For this project, the data set can be found in the following directory:

Training Data : Datasets/gd_project2_train.csv

Testing Data : Datasets/gd_project2_test.csv

### Information about the dataset
The dataset contains 9568 data points collected from a Combined Cycle Power Plant over 6 years (2006-2011), when the power plant was set to work with full load. Features consist of hourly average ambient variables Temperature (T), Ambient Pressure (AP), Relative Humidity (RH) and Exhaust Vacuum (V) to predict the net hourly electrical energy output (EP)  of the plant.
A combined cycle power plant (CCPP) is composed of gas turbines (GT), steam turbines (ST) and heat recovery steam generators. In a CCPP, the electricity is generated by gas and steam turbines, which are combined in one cycle, and is transferred from one turbine to another. While the Vacuum is colected from and has effect on the Steam Turbine, he other three of the ambient variables effect the GT performance.
For comparability with our baseline studies, and to allow 5x2 fold statistical tests be carried out, we provide the data shuffled five times. For each shuffling 2-fold CV is carried out and the resulting 10 measurements are used for statistical testing.

Attribute Information:

Features consist of hourly average ambient variables 
- Temperature (T) in the range 1.81°C and 37.11°C,
- Ambient Pressure (AP) in the range 992.89-1033.30 milibar,
- Relative Humidity (RH) in the range 25.56% to 100.16%
- Exhaust Vacuum (V) in the range 25.36-81.56 cm Hg
- Net hourly electrical energy output (EP) 420.26-495.76 MW
The averages are taken from various sensors located around the plant that record the ambient variables every second. The variables are given without normalization.

In [9]:
import numpy as np
import pandas as pd

In [10]:
def cost(data,Y,m):
    Cost=0
    M=len(data)
    for i in range(len(data)):
        Cost+=(1/M)*((data[i].dot(m))-Y[i])**2
    return Cost

In [11]:
def step_gradient(data,Y,learningRate,m):
    M=len(data)
    N=data.shape[1]
    sum_=np.zeros((N,1)) 
    m=m-(-2/M)*learningRate*(data.T).dot(Y.reshape(7176,1)-data.dot(m))   
    return m

In [12]:
def gradient_descent(data,Y,learningRate,numIter):
    N=data.shape[1]
    m=np.zeros((N,1))
    
    for i in range(numIter):        
        m=step_gradient(data,Y,learningRate,m) 
    return m

In [18]:
def run():
    #loading data
    data_input=np.loadtxt('Datasets/gd_project2_train.csv',delimiter=',')
    data_test=np.loadtxt('Datasets/gd_project2_test.csv',delimiter=',')
    #checking the shape
    print(data_input.shape)
    print(data_test.shape)
    # Spliting intp inputs and outputs for the algorithm
    X=data_input[:,0:4]
    Y=data_input[:,4]
    data_train=np.c_[np.ones(len(X)),X ]
    data_test=np.c_[np.ones(len(data_test)),data_test ] 
        
    
     #adding some extra features
    for i in range(1,X.shape[1]+1):
        for j in range(i,X.shape[1]+1):
            col=data_train[:,i]*data_train[:,j]
            col_test=data_test[:,i]*data_test[:,j]
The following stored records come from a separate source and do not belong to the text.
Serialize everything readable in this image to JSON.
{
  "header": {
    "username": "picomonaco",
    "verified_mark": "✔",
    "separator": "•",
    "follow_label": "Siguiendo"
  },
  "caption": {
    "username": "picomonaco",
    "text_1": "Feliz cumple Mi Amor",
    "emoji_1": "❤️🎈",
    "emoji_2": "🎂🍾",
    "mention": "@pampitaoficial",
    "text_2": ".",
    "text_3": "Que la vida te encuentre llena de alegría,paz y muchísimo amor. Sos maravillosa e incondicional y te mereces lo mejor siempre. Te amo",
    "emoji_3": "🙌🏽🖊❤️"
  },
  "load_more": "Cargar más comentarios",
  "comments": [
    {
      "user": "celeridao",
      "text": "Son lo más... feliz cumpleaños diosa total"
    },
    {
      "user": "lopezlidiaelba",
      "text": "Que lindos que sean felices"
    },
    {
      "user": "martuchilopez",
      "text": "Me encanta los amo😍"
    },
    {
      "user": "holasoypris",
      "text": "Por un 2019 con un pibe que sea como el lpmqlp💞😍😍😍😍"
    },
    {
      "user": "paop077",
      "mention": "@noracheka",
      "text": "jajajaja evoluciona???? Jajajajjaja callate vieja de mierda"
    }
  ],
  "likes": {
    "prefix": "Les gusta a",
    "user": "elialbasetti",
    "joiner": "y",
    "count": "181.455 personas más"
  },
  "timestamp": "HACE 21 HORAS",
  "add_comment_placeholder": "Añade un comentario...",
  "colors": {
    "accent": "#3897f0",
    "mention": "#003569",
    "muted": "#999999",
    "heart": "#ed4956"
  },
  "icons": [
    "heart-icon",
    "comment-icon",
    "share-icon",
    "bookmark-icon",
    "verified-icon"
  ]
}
            #print myData.shape,col.shape
            data_train=np.append(data_train,col.reshape(7176,1),axis=1)
            data_test=np.append(data_test,col_test.reshape(2392,1),axis=1)

            
    #normalize features code
    for i in range(1,data_train.shape[1]):
        Avg=data_train[:,i].mean()
        deviation=data_train[:,i].std()
        data_train[:,i]=(data_train[:,i]-Avg)/deviation
    #end of normalization
    
    #normalize features code
    for i in range(1,data_test.shape[1]):
        Avg=data_test[:,i].mean()
        deviation=data_test[:,i].std()
        data_test[:,i]=(data_test[:,i]-Avg)/deviation
    #end of normalization

            
    #normalize features code
    for i in range(1,data_train.shape[1]):
        Avg=data_train[:,i].mean()
        deviation=data_train[:,i].std()
        data_train[:,i]=(myData[:,i]-Avg)/deviation
    #end of normalization
    
    #normalize features code
    for i in range(1,data_test.shape[1]):
        Avg=data_test[:,i].mean()
        deviation=data_test[:,i].std()
        data_test[:,i]=(data_test[:,i]-Avg)/deviation
    #end of normalization


    learningRate=0.00003
    numIterations=100000
    m=gradient_descent(data_train,Y,learningRate,numIterations)
    print(m)
    
    y_predicted=data_test.dot(m)
    print(y_predicted.shape)
    np.savetxt('output_GasPower.csv',y_predicted,fmt='%.5f')

In [None]:
run()